SSIs Linked to OR Water
In the other outbreak, water contaminated with nontuberculous mycobacteria (NTM) was implicated in an outbreak among patients undergoing reconstructive breast plastic surgery (BPS) in a South Carolina hospital.2 Skrobarcek’s EIS team conducted a case-control study of patients who underwent BPS from January 2014–October 2016. Case-patients had surgical site infections (SSIs) linked to NTM.
They identified 17 case-patients and 51 controls. Three NTM species were identified among case-patients, with none in controls. Statistically significant risk factors included various surgery types, surgery duration (median of 5.1 hours for case-patients; 2.5 hours for controls), operating room staff number (median of 9 for case-patients; 7 for controls), and overnight admission (16/17 case-patients, 26/51 controls).
“Technically, statistically speaking, the key factor was actually the number of staff within the OR,” Skrobarcek says. “However, that is very highly correlated with a long surgery duration. That makes sense because if you have a long surgery, [healthcare workers] may have to have relief staff come in. If a surgery goes five hours, someone has to go out and take a break at some point. The more people, the more opportunities there are for potential deficiencies in infection control practices.”
Method of Introduction
Still, that raises the question of how the waterborne pathogen was introduced.
“If someone is coming in scrubbed up [they may have] wet hands in the middle of the surgery when the operating site is open,” she explains. “That is also going to create higher risk for any kind of potential changes in air flow and other things that can affect surgical site infections. That would be decreased if everyone is in the OR at the beginning of the surgery and there isn’t a lot of staff coming in and out, with the door opening that can change air flow.”
In hospital water used for handwashing, total bacterial counts were 103–106 colony-forming units per milliliter, exceeding the Environmental Protection Agency’s drinking water standards. Four NTM species grew in 25/37 environmental samples.
“We believe that the source was likely the water in the hospital plumbing system — the distribution system,” Skrobarcek says. “We weren’t able to specifically link anything with an identified patient with the exact genetic typing [matching] what was found in the environment. But this is a common infection that normally comes from the water. There are biofilms and different species living within those biofilms. We were only able to sample a small amount [of water] so it wasn’t surprising that we didn’t find an exact match. But given that the numbers of bacteria were so high within the water throughout the hospital, and within the operating floor and the sinks that were used for scrubbing, that is the likely source.”

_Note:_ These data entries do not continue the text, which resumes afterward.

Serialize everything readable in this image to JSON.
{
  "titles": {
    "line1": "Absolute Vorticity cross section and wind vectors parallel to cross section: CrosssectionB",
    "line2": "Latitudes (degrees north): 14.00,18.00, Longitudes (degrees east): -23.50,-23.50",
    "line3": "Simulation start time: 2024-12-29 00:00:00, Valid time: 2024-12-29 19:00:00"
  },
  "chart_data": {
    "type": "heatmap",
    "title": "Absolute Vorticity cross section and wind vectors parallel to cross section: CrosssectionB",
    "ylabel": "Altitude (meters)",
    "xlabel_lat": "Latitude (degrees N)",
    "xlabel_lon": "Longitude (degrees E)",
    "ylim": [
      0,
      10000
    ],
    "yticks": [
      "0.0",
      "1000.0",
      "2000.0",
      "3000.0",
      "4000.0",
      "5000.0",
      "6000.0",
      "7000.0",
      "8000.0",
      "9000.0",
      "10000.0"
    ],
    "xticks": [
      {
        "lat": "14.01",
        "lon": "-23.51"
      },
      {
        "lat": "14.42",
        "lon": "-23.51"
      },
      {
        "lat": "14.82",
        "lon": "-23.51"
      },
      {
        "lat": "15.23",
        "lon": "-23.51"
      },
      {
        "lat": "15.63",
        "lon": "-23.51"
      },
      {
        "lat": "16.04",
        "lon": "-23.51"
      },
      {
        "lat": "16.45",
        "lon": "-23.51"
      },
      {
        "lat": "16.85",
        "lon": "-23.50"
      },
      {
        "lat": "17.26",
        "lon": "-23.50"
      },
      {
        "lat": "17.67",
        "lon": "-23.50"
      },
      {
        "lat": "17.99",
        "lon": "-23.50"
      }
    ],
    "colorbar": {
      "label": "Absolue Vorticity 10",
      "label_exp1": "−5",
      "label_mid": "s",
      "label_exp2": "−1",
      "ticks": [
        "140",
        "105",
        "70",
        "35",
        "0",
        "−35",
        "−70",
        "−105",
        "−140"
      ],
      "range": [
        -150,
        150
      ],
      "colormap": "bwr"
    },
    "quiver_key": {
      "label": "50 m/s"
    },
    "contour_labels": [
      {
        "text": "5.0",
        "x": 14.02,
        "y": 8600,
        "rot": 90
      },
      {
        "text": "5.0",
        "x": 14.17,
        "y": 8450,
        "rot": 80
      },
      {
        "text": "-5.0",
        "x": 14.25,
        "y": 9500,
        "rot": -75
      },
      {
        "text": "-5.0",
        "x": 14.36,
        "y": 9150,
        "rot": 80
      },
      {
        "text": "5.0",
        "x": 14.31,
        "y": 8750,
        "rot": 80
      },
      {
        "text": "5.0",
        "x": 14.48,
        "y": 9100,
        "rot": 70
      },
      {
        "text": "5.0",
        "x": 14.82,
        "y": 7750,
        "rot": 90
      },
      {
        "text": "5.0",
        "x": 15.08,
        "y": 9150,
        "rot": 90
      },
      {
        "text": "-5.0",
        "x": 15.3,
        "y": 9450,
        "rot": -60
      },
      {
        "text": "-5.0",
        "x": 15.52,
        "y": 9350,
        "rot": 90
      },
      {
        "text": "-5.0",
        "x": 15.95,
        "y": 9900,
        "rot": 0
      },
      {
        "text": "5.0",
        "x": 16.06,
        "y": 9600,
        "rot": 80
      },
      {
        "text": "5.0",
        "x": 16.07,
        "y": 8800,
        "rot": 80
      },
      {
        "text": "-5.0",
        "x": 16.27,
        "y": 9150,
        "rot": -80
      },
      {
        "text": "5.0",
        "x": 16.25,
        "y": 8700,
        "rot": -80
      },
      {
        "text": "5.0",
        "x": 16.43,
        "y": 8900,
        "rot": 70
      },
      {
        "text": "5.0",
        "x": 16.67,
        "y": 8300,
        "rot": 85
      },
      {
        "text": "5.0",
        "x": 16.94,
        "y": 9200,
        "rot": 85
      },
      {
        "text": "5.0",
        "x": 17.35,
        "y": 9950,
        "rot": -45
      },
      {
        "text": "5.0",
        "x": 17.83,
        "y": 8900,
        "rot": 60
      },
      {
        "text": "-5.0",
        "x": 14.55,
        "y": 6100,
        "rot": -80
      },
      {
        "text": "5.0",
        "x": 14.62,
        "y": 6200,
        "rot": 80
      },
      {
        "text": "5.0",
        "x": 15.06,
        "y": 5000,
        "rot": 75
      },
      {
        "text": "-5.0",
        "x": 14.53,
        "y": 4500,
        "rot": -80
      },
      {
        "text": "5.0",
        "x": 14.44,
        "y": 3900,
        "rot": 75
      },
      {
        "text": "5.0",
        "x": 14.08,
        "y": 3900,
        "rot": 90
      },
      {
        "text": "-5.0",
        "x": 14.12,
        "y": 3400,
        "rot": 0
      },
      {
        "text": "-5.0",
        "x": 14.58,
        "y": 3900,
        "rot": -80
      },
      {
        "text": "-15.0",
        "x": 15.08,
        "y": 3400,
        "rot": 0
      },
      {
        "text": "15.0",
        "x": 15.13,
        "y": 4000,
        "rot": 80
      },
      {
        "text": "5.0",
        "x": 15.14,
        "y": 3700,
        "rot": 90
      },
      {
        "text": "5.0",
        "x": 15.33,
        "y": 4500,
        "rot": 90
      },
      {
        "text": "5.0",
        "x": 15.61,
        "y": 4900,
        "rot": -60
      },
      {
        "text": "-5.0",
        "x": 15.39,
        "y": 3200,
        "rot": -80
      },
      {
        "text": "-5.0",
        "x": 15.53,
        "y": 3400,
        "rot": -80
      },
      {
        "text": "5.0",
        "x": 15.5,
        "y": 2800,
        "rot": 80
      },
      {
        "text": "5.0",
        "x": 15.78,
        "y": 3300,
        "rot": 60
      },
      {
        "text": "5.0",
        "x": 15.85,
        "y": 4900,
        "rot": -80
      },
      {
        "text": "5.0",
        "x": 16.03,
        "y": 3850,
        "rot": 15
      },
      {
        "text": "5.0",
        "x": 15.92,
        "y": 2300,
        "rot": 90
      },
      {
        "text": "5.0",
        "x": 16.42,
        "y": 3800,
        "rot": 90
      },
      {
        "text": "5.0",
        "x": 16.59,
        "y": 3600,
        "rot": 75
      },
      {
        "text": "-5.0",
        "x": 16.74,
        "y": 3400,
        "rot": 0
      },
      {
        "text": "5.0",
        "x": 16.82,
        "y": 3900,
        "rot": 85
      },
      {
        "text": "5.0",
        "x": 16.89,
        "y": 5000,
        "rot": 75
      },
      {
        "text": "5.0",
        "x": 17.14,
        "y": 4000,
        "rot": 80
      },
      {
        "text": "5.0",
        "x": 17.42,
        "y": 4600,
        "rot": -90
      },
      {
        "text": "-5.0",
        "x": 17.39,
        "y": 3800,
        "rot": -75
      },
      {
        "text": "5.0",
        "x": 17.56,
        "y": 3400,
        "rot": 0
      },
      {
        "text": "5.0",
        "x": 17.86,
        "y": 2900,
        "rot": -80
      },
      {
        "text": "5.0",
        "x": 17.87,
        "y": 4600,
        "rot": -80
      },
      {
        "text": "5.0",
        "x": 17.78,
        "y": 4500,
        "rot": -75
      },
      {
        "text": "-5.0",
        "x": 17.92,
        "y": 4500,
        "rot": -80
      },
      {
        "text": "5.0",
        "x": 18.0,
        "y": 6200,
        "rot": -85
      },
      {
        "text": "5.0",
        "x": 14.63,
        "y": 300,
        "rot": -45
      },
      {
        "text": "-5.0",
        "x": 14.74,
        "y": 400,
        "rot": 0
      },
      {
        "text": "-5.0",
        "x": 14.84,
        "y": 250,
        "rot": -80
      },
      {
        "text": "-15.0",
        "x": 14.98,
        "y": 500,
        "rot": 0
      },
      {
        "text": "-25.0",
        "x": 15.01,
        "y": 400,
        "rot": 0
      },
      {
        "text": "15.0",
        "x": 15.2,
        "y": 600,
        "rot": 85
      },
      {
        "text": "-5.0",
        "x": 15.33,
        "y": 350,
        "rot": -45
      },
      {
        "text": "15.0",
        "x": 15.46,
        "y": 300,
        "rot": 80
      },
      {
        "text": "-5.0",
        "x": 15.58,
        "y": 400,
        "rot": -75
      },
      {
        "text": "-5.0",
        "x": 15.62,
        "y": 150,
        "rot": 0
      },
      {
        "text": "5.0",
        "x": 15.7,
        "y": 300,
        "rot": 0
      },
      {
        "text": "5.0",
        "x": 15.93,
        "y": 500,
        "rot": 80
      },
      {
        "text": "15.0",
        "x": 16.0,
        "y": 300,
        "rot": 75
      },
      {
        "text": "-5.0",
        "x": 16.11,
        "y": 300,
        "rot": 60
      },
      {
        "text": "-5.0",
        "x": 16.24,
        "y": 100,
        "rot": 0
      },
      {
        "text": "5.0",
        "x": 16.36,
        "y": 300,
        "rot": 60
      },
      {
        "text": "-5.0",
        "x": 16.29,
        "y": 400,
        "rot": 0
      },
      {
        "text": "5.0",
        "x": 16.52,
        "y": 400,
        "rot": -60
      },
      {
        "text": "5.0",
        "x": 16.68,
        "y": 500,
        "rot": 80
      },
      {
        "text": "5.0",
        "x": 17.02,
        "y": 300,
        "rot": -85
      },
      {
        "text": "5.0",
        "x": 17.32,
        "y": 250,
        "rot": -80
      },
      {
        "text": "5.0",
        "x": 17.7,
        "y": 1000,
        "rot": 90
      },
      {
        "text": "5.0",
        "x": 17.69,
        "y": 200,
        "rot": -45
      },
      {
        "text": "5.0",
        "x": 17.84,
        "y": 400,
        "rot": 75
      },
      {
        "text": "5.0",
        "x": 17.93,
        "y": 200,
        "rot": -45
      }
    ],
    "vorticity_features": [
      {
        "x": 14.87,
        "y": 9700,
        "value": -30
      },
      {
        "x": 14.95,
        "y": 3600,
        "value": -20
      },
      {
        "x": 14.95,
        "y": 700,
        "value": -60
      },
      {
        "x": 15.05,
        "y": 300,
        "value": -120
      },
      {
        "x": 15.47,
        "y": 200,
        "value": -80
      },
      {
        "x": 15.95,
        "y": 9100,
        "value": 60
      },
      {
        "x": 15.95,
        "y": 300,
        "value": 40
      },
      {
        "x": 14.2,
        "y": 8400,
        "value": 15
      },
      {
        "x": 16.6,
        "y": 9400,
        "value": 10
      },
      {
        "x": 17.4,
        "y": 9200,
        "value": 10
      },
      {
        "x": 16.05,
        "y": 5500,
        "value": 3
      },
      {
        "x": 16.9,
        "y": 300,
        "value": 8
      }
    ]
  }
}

The hospital increased the frequency of water chlorination and had filters placed on all faucets and plumbing outlets on the OR floor, she notes.
REFERENCES
- Weng MK, Brooks R, Glowicz J, et al. Cluster of Pseudomonas Infections among Neonatal Intensive Care Unit Patients — Maryland. 2016 CDC EIS Conference. Atlanta, May 2-5, 2017.
- Skrobarcek KA, Vasquez A, Margus C, et al. Nontuberculous Mycobacteria Infections Among Breast Plastic Surgery Patients — Hospital A, South Carolina, 2014–2016. CDC EIS Conference. Atlanta, May 2-5, 2017.